Woody Gwyn

Woody Gwyn was born in San Antonio, Texas, in 1944, and received his arts education from the Pennsylvania Academy of Fine Arts. In 1976, he became a resident of Galisteo, New Mexico where he painted the surrounding landscapes including Canyon de Chelly. His work has been shown in solo and group exhibitions including the Tel Aviv Museum, Israel; le Centre Nationale des Arts Plastiques, Paris; the Museum of Fine Arts, Houston; and the Museum of Fine Arts, Santa Fe. His work exists in private and corporate collections, in addition to the Norfolk Museum of Arts and Sciences, Virginia; Mobile Art Museum, Alabama; McNay Art Institute, Texas; Museum of Fine Arts, Texas; University of Houston, Texas; and the Museum of New Mexico, Santa Fe. Produced by Texas Tech University Press, the monograph Woody Gwyn records the artist’s unique contributions to contemporary Southwest landscape painting.
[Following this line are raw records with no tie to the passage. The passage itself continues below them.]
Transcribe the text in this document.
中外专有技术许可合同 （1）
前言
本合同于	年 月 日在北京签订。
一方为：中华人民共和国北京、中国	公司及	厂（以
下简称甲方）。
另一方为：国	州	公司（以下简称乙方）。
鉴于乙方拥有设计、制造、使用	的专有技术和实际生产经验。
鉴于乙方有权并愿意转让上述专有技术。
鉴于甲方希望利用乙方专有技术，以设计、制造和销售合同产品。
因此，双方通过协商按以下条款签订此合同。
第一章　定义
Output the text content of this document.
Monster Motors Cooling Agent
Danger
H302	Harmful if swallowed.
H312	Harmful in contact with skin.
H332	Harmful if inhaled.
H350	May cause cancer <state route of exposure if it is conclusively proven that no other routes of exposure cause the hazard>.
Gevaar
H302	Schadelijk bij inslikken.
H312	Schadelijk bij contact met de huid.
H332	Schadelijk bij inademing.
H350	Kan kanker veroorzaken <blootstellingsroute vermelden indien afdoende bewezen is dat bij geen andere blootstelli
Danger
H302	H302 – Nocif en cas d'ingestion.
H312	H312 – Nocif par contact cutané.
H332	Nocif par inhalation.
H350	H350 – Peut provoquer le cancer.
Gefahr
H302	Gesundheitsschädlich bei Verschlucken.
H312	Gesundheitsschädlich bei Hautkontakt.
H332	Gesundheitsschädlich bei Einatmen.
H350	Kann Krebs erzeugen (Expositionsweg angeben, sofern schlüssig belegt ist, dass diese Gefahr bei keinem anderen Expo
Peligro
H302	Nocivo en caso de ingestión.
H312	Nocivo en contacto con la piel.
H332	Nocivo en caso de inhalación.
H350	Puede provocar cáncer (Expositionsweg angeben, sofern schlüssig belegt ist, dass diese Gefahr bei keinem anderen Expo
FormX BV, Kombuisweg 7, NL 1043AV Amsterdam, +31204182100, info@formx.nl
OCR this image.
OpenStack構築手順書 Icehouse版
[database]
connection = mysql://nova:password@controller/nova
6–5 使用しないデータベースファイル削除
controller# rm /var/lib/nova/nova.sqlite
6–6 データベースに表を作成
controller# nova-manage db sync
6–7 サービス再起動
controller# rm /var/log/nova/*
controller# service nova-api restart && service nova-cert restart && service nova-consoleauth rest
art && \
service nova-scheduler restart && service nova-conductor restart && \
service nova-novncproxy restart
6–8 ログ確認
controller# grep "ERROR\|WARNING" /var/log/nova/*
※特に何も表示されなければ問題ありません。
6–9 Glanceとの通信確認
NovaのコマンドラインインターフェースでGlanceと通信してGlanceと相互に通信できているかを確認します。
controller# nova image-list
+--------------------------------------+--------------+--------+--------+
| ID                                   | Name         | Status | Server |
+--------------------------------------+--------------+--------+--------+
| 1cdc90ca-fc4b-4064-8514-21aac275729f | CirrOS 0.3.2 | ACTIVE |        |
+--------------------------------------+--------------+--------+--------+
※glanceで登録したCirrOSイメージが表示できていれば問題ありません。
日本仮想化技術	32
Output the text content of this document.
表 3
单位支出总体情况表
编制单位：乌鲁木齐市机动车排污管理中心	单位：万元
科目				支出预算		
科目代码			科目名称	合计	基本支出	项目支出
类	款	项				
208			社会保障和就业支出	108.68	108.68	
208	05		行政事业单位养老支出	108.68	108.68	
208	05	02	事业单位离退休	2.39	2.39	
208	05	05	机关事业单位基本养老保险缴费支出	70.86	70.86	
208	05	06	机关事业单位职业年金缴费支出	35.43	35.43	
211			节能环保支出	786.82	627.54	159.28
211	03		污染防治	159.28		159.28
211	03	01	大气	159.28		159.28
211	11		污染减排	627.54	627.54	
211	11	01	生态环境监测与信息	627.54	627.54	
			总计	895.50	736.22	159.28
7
Gwyn’s hyper-real landscapes aim to present the truth and beauty that lie in the way things exist. The artist decidedly includes interstate highways and similar reminders of modern life. His objective is to draw viewers into panoramic landscapes and lead them through scenes, as viewers practice while watching films. Gwyn sometimes paints aerial, downward views that are meant to evoke our indebtedness to photographic and satellite surveillance technology for helping us better understand how the earth looks. Woody Gwyn aspires to re-humanize our sense of space in nature.